“You seem to know enough not to answer questions about yourself,” observed Buck—“try and be as clever if anybody quizzes you about this wagon.”
“Why should they?”
“Oh, they may. If they do, you’re from—let me see—Blackberry Hill, remember?”
“All right—with a load of garden truck, eh?” propounded Bart ingeniously.
“You hit it correct. What we want you to do is this: Drive down to the main road, and turn west. Keep on straight ahead, and don’t turn anywhere. About nine miles west you’ll hit Hamilton. Drive right through the town, but as soon as you get out of it take the first branch south from the turnpike, and keep on till you reach an old mill on the river. Wait for us there.”
“Why,” said Bart, “aren’t you going with me?”

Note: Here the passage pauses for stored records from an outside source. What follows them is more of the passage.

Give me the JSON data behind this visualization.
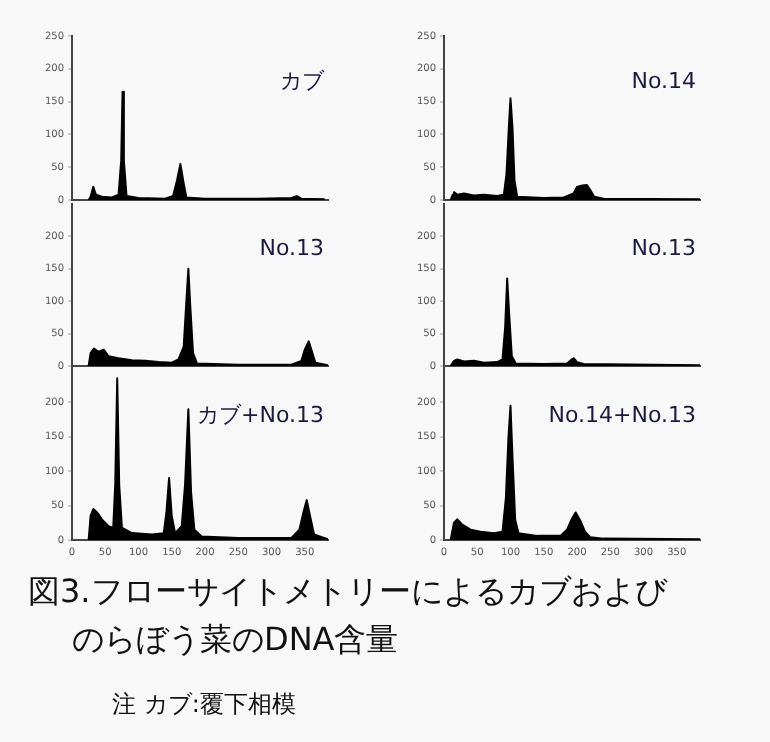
{
  "chart_data": [
    {
      "type": "area",
      "title": "図3.フローサイトメトリーによるカブおよびのらぼう菜のDNA含量",
      "annotations": [
        "注 カブ:覆下相模"
      ],
      "xlim": [
        0,
        385
      ],
      "ylim": [
        0,
        250
      ],
      "yticks": [
        0,
        50,
        100,
        150,
        200,
        250
      ],
      "tick_labels": "y",
      "legend": false,
      "grid": false,
      "series": [
        {
          "name": "カブ",
          "color": "#000000",
          "x": [
            25,
            28,
            32,
            36,
            45,
            60,
            70,
            74,
            76,
            78,
            82,
            100,
            140,
            152,
            158,
            163,
            168,
            172,
            200,
            280,
            330,
            338,
            345,
            380
          ],
          "values": [
            0,
            5,
            20,
            8,
            5,
            4,
            8,
            60,
            165,
            60,
            6,
            3,
            2,
            6,
            30,
            55,
            25,
            4,
            2,
            2,
            3,
            6,
            2,
            1
          ]
        }
      ]
    },
    {
      "type": "area",
      "xlim": [
        0,
        385
      ],
      "ylim": [
        0,
        250
      ],
      "yticks": [
        0,
        50,
        100,
        150,
        200,
        250
      ],
      "tick_labels": "y",
      "legend": false,
      "grid": false,
      "series": [
        {
          "name": "No.14",
          "color": "#000000",
          "x": [
            10,
            13,
            15,
            20,
            30,
            45,
            60,
            80,
            90,
            94,
            98,
            100,
            103,
            106,
            110,
            150,
            180,
            195,
            200,
            208,
            215,
            220,
            226,
            240,
            385
          ],
          "values": [
            0,
            8,
            12,
            8,
            10,
            7,
            8,
            6,
            8,
            40,
            120,
            155,
            110,
            30,
            5,
            3,
            4,
            10,
            20,
            22,
            23,
            15,
            5,
            2,
            1
          ]
        }
      ]
    },
    {
      "type": "area",
      "xlim": [
        0,
        385
      ],
      "ylim": [
        0,
        250
      ],
      "yticks": [
        0,
        50,
        100,
        150,
        200
      ],
      "tick_labels": "y",
      "legend": false,
      "grid": false,
      "series": [
        {
          "name": "No.13",
          "color": "#000000",
          "x": [
            25,
            28,
            33,
            40,
            48,
            55,
            70,
            90,
            110,
            130,
            150,
            160,
            168,
            172,
            175,
            178,
            182,
            188,
            250,
            330,
            345,
            350,
            356,
            360,
            366,
            385
          ],
          "values": [
            0,
            20,
            27,
            22,
            25,
            15,
            12,
            9,
            8,
            6,
            5,
            10,
            30,
            100,
            150,
            90,
            20,
            4,
            2,
            2,
            8,
            25,
            38,
            25,
            5,
            1
          ]
        }
      ]
    },
    {
      "type": "area",
      "xlim": [
        0,
        385
      ],
      "ylim": [
        0,
        250
      ],
      "yticks": [
        0,
        50,
        100,
        150,
        200
      ],
      "tick_labels": "y",
      "legend": false,
      "grid": false,
      "series": [
        {
          "name": "No.13",
          "color": "#000000",
          "x": [
            10,
            15,
            20,
            30,
            45,
            60,
            80,
            88,
            92,
            95,
            98,
            102,
            108,
            150,
            185,
            192,
            195,
            200,
            210,
            385
          ],
          "values": [
            0,
            8,
            10,
            7,
            8,
            5,
            6,
            10,
            60,
            135,
            80,
            15,
            4,
            3,
            4,
            10,
            12,
            6,
            3,
            1
          ]
        }
      ]
    },
    {
      "type": "area",
      "xlim": [
        0,
        385
      ],
      "xticks": [
        0,
        50,
        100,
        150,
        200,
        250,
        300,
        350
      ],
      "ylim": [
        0,
        250
      ],
      "yticks": [
        0,
        50,
        100,
        150,
        200
      ],
      "legend": false,
      "grid": false,
      "series": [
        {
          "name": "カブ+No.13",
          "color": "#000000",
          "x": [
            25,
            28,
            32,
            38,
            45,
            55,
            62,
            65,
            68,
            71,
            75,
            90,
            120,
            138,
            142,
            146,
            150,
            155,
            165,
            170,
            175,
            179,
            184,
            195,
            250,
            330,
            342,
            348,
            353,
            358,
            364,
            385
          ],
          "values": [
            0,
            35,
            45,
            40,
            30,
            20,
            18,
            80,
            235,
            80,
            18,
            10,
            8,
            10,
            40,
            90,
            35,
            10,
            20,
            80,
            190,
            70,
            15,
            5,
            3,
            3,
            15,
            40,
            58,
            35,
            8,
            1
          ]
        }
      ]
    },
    {
      "type": "area",
      "xlim": [
        0,
        385
      ],
      "xticks": [
        0,
        50,
        100,
        150,
        200,
        250,
        300,
        350
      ],
      "ylim": [
        0,
        250
      ],
      "yticks": [
        0,
        50,
        100,
        150,
        200
      ],
      "legend": false,
      "grid": false,
      "series": [
        {
          "name": "No.14+No.13",
          "color": "#000000",
          "x": [
            10,
            15,
            20,
            28,
            40,
            55,
            75,
            88,
            93,
            97,
            100,
            103,
            107,
            112,
            140,
            175,
            185,
            192,
            198,
            205,
            212,
            220,
            240,
            385
          ],
          "values": [
            0,
            25,
            30,
            22,
            15,
            12,
            10,
            12,
            60,
            150,
            195,
            120,
            30,
            10,
            6,
            6,
            15,
            30,
            40,
            28,
            12,
            4,
            2,
            1
          ]
        }
      ]
    }
  ]
}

“No,” answered Buck Tolliver definitely.
“Why not?”
“None of your business,” snapped out Hank.
“Oh!”
“You mind yours, strictly, or there will be trouble,” warned Buck, and Bart saw from the look in his hard face that he was a dangerous man, once aroused. “You do this job with neatness and dispatch, and it will mean a good deal more than a dollar.”
“Crackey!” cried Bart, snapping the whip hilariously—“maybe this is one of those story-book happenings where a fellow strikes fame and fortune!”
“Maybe it is,” assented Buck drily.
Bart climbed up to the seat. He started up the horse, the Tollivers following after the wagon till they reached the main road.
“When I get to the mill—” began Bart.
“We’ll be there to meet you,” announced Buck Tolliver.
“I don’t see,” growled Hank in an undertone to his brother, “why we would take any risk riding under that grass.”
“You leave this affair to me,” retorted Buck. “If the kid gets through all right, then we’re all right, aren’t we?”
“I suppose so.”
“And we’ve got to wait as we agreed—for Wacker.”
Bart had just turned into the main road. At the mention of that ominous name, the young express agent brought the whip down upon the horse’s flanks with a sharp snap.
CHAPTER XX
BART ON THE ROAD
“Get up!”
The rig that Bart was driving sped along the dusty country road at a good sharp pace.
The young express agent was undergoing the most vivid mental perturbation of his career.
He kept whistling a jolly air, with a sidelong glance observed that his recent companions had turned back towards their camp in the clearing, and then, dropping his assumption of the reckless young adventurer, stared seriously ahead and began to figure out the situation in all its details.
What had come about was quite natural and ordinary: the Tollivers were anxious to get further away from the scene of their recent crime, to a safer and more obscure haunt than the open camp in the woods.